Love the hipster joke. I had laser eye surgery 10 years ago, but the reading glasses are coming soon. It’s not about vanity, it’s about seeing well! Looking good and SEEING good! (Poor English, whatev.)
I thought I was reading my eye seeing glasses wearing experience, have you been spying on me? I got a prescription for REAL glasses two or three years ago, still haven’t purchased them, mainly because I’m so careless with glasses. I think I’m up to 275 in the readers of which I have a 1000 pair in varying degrees of usefulness, if I could only find them. At church everyone upon the stand/pulpit area is out of focus, I’ve decided it makes me a better listener.
I’ve worn glasses since I was 11 or 12, and “graduated” to progressive lens a few years ago. (Kind of nice to be able to skip the actual bi-focals – thank you technology.) However, what I’ve noticed for the past year or so is that even the progressive lens aren’t any good for computer desk work (no big deal, I just take them off) or playing the organ in sacrament meeting (more of a problem). I need to be able to see the keyboard, the music, and the director, and that means I’m tilting my head backwards most of the time when I’m playing. My daughter says it looks awkward. My ophthalmologist doesn’t seem to understand the problem. His solution was to raise the bench. Doesn’t work that way! Maybe one of these days I’ll get a specific pair of organ-playing glasses, but it’s low on the priority list.
So, enjoy your new glasses and be prepared to get dizzy when vacuuming the carpet the first time while wearing them.
I hear ya on the organ thing. I used to think the previous organist craned her neck like that cuz shes short. But no, im six foot and still have to sit like that to see through my bifocals. I have an optician niece who has a musician mom. Im gonna call and see if she has a solution.
I got some weak reading glasses recently. When I came home after the appointment, I picked up some of my 10yo daughter’s fake hipster glasses and put them on. My EC mistakenly thought they were my new glasses. I asked her how she liked them. To her credit, she tried to say something positive, but her face said it all. Priceless. I should have kept the joke going for a few hours, but I didn’t have the heart.

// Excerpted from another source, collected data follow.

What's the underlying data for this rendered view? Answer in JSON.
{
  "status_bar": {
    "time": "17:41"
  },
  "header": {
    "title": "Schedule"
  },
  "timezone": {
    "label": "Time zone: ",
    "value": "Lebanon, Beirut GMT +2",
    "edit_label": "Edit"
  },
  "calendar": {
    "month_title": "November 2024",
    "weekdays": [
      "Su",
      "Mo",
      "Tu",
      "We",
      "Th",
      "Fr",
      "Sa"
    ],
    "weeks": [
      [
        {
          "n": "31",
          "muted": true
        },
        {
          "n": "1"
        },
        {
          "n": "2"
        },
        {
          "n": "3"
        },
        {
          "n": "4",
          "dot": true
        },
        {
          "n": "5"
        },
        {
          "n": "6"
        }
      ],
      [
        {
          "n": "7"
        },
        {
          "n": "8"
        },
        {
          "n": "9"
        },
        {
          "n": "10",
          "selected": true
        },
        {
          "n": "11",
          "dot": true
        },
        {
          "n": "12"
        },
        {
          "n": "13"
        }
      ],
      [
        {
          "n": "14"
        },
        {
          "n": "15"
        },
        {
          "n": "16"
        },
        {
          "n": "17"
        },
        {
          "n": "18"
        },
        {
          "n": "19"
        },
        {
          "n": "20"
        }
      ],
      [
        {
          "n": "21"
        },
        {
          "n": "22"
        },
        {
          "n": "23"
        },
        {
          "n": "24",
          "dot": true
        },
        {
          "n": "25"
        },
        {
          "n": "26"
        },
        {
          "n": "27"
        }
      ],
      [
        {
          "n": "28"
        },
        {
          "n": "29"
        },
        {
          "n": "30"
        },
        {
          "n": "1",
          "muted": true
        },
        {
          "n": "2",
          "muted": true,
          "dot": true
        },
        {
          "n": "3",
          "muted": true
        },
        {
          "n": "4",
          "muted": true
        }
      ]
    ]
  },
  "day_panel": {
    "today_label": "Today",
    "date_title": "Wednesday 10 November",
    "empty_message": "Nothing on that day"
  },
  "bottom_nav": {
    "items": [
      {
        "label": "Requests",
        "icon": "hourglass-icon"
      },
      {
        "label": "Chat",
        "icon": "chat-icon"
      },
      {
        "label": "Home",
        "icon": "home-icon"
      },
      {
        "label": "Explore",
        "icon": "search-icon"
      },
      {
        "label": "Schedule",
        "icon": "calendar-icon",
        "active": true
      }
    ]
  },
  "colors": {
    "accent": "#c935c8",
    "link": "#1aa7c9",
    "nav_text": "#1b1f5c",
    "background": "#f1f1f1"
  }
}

I’ve had my glasses since I was four. So cry me a river…
(Seriously, I wonder how someone like me could have survived without glasses (easy: I wouldn’t have survived), and I’m grateful every day.)
But you probably looked smarter than all the other kids in kindergarten.

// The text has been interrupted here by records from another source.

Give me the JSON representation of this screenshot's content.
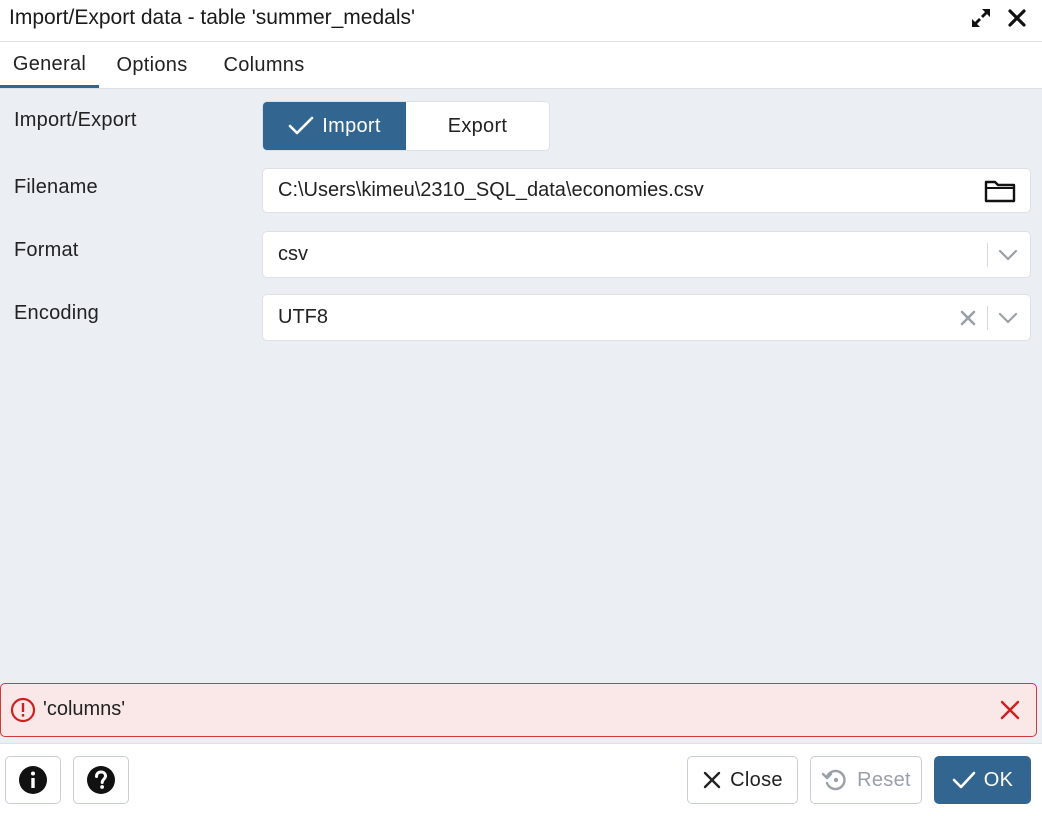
{
  "window": {
    "title": "Import/Export data - table 'summer_medals'",
    "actions": [
      "expand-icon",
      "close-icon"
    ]
  },
  "tabs": [
    {
      "label": "General",
      "active": true
    },
    {
      "label": "Options",
      "active": false
    },
    {
      "label": "Columns",
      "active": false
    }
  ],
  "form": {
    "import_export": {
      "label": "Import/Export",
      "options": [
        "Import",
        "Export"
      ],
      "selected": "Import"
    },
    "filename": {
      "label": "Filename",
      "value": "C:\\Users\\kimeu\\2310_SQL_data\\economies.csv",
      "icon": "folder-icon"
    },
    "format": {
      "label": "Format",
      "value": "csv"
    },
    "encoding": {
      "label": "Encoding",
      "value": "UTF8"
    }
  },
  "error": {
    "message": "'columns'",
    "icon": "error-circle-icon"
  },
  "footer": {
    "info_icon": "info-icon",
    "help_icon": "help-icon",
    "close_label": "Close",
    "reset_label": "Reset",
    "ok_label": "OK"
  },
  "colors": {
    "accent": "#326690",
    "content_bg": "#ebeef3",
    "error_border": "#d23a3a",
    "error_bg": "#fae8e9"
  }
}
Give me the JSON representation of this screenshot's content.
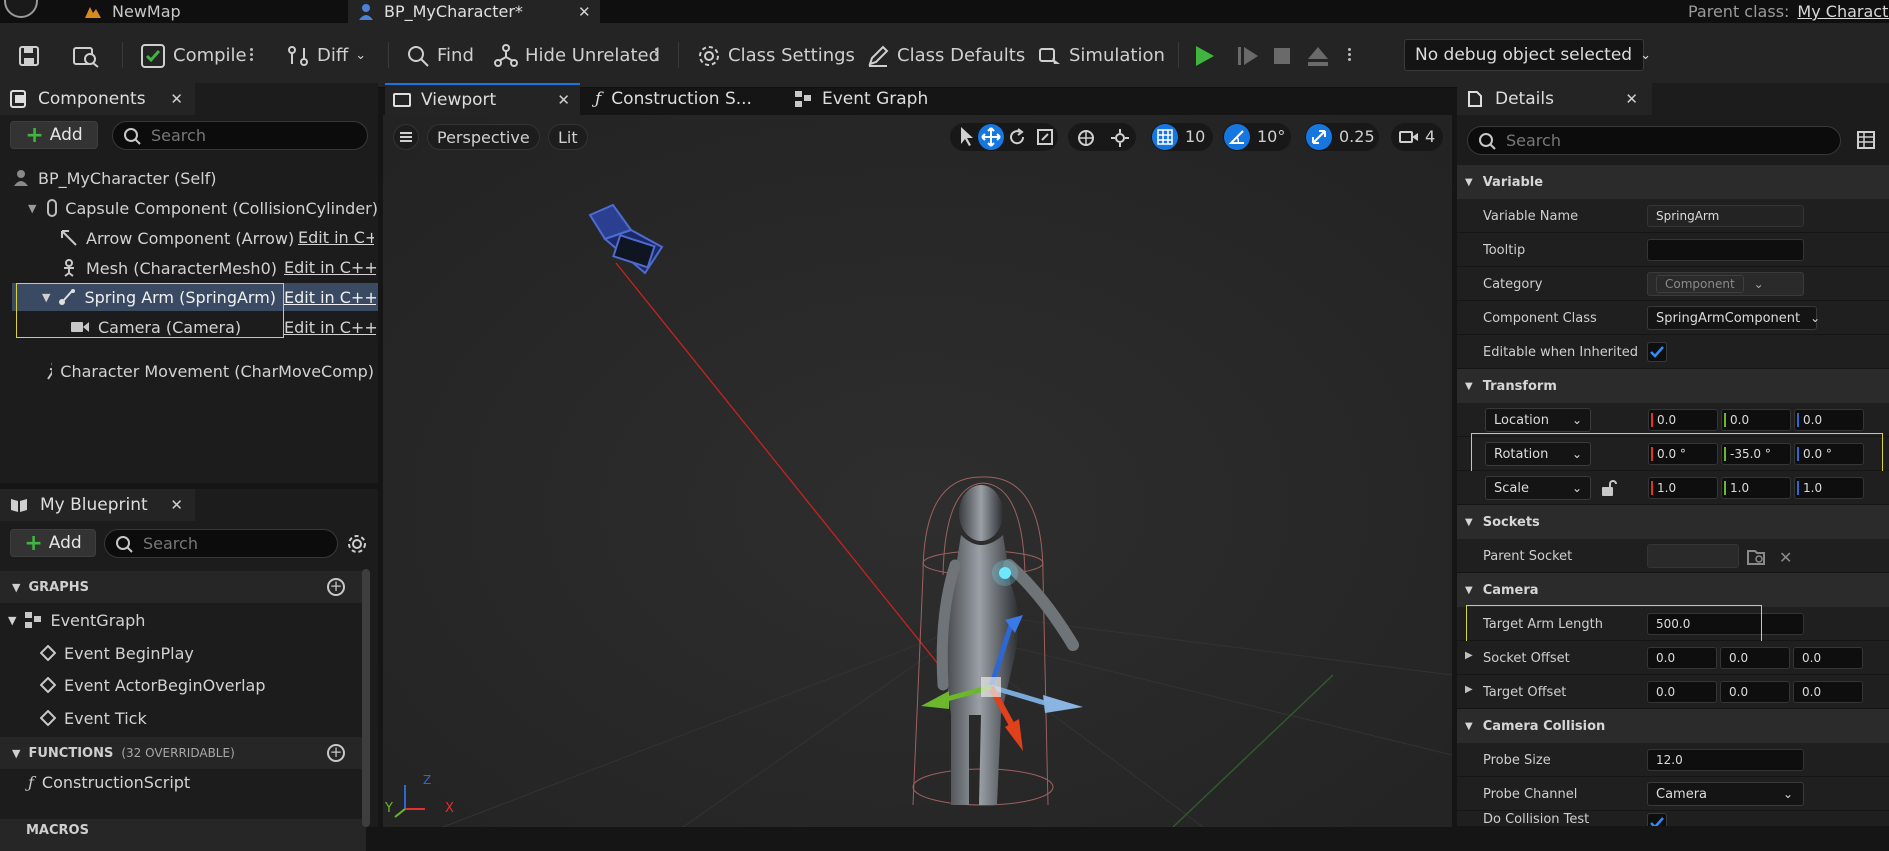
{
  "tabs": [
    {
      "label": "NewMap"
    },
    {
      "label": "BP_MyCharacter*"
    }
  ],
  "parent_class": {
    "label": "Parent class:",
    "value": "My Characte"
  },
  "toolbar": {
    "compile": "Compile",
    "diff": "Diff",
    "find": "Find",
    "hide_unrelated": "Hide Unrelated",
    "class_settings": "Class Settings",
    "class_defaults": "Class Defaults",
    "simulation": "Simulation",
    "debug_object": "No debug object selected"
  },
  "components": {
    "title": "Components",
    "add": "Add",
    "search_placeholder": "Search",
    "items": [
      {
        "label": "BP_MyCharacter (Self)"
      },
      {
        "label": "Capsule Component (CollisionCylinder)"
      },
      {
        "label": "Arrow Component (Arrow)",
        "edit": "Edit in C+"
      },
      {
        "label": "Mesh (CharacterMesh0)",
        "edit": "Edit in C++"
      },
      {
        "label": "Spring Arm (SpringArm)",
        "edit": "Edit in C++"
      },
      {
        "label": "Camera (Camera)",
        "edit": "Edit in C++"
      },
      {
        "label": "Character Movement (CharMoveComp)"
      }
    ]
  },
  "my_blueprint": {
    "title": "My Blueprint",
    "add": "Add",
    "search_placeholder": "Search",
    "graphs_header": "GRAPHS",
    "event_graph": "EventGraph",
    "events": [
      "Event BeginPlay",
      "Event ActorBeginOverlap",
      "Event Tick"
    ],
    "functions_header": "FUNCTIONS",
    "functions_count": "(32 OVERRIDABLE)",
    "construction_script": "ConstructionScript",
    "macros_header": "MACROS"
  },
  "editor_tabs": {
    "viewport": "Viewport",
    "construction": "Construction S...",
    "event_graph": "Event Graph"
  },
  "viewport_toolbar": {
    "perspective": "Perspective",
    "lit": "Lit",
    "grid_snap": "10",
    "rotation_snap": "10°",
    "scale_snap": "0.25",
    "camera_speed": "4",
    "axis_labels": {
      "x": "X",
      "y": "Y",
      "z": "Z"
    }
  },
  "details": {
    "title": "Details",
    "search_placeholder": "Search",
    "variable": {
      "header": "Variable",
      "variable_name_label": "Variable Name",
      "variable_name": "SpringArm",
      "tooltip_label": "Tooltip",
      "tooltip": "",
      "category_label": "Category",
      "category": "Component",
      "component_class_label": "Component Class",
      "component_class": "SpringArmComponent",
      "editable_label": "Editable when Inherited",
      "editable": true
    },
    "transform": {
      "header": "Transform",
      "location_label": "Location",
      "location": [
        "0.0",
        "0.0",
        "0.0"
      ],
      "rotation_label": "Rotation",
      "rotation": [
        "0.0 °",
        "-35.0 °",
        "0.0 °"
      ],
      "scale_label": "Scale",
      "scale": [
        "1.0",
        "1.0",
        "1.0"
      ]
    },
    "sockets": {
      "header": "Sockets",
      "parent_socket_label": "Parent Socket"
    },
    "camera": {
      "header": "Camera",
      "target_arm_length_label": "Target Arm Length",
      "target_arm_length": "500.0",
      "socket_offset_label": "Socket Offset",
      "socket_offset": [
        "0.0",
        "0.0",
        "0.0"
      ],
      "target_offset_label": "Target Offset",
      "target_offset": [
        "0.0",
        "0.0",
        "0.0"
      ]
    },
    "camera_collision": {
      "header": "Camera Collision",
      "probe_size_label": "Probe Size",
      "probe_size": "12.0",
      "probe_channel_label": "Probe Channel",
      "probe_channel": "Camera",
      "do_collision_label": "Do Collision Test",
      "do_collision": true
    }
  },
  "colors": {
    "accent": "#1677e0",
    "highlight": "#d9d23a",
    "play": "#3fb43f",
    "x_axis": "#e0312a",
    "y_axis": "#6cb72b",
    "z_axis": "#2d67d6"
  }
}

Little kids in glasses are adorable! To adults, anyway. Probably not to their peers. I don’t remember. 🙂
He was pretty cute. Even with broken, taped-up frames. (Older sisters are allowed to say this.)
I got my glasses in fourth grade – thank heavens. My teacher was a firm believer in those filmstrips with captions, and I couldn’t read a one of them. Glasses saved my fourth-grade self-esteem.
I’ve recently entered the realm of trifocals. Now THAT is scary…
Welcome to the world of progressives! My biggest complaint is peripheral vision is a thing of the past. And don’t run down stairs. Learn from my mistakes.
Man, that is funny!
It’s funny until you are in the temple going from one floor to the next and your glasses take you into “focus-limbo” and you miss a step. I do like progressives but even good things have their challenges.
Well welcome to the world of OLD PEOPLE!
Now, I need Splenda Daddy to read this post so he can see that it;s okay to wear glasses full time.
Or get lasik and get the mono vision done. Either way.
For the record, watching someone put on/take off readers fifty billion times during a talk or lesson is the most annoying thing in the world.
Well, next to cats.
Same deal here. When you have had perfect vision your whole life it is frustrating to have to admit that has changed. I love the dig on you FOML. What else do we have children for but to freak them out every once in a while. : ) Enjoy the view!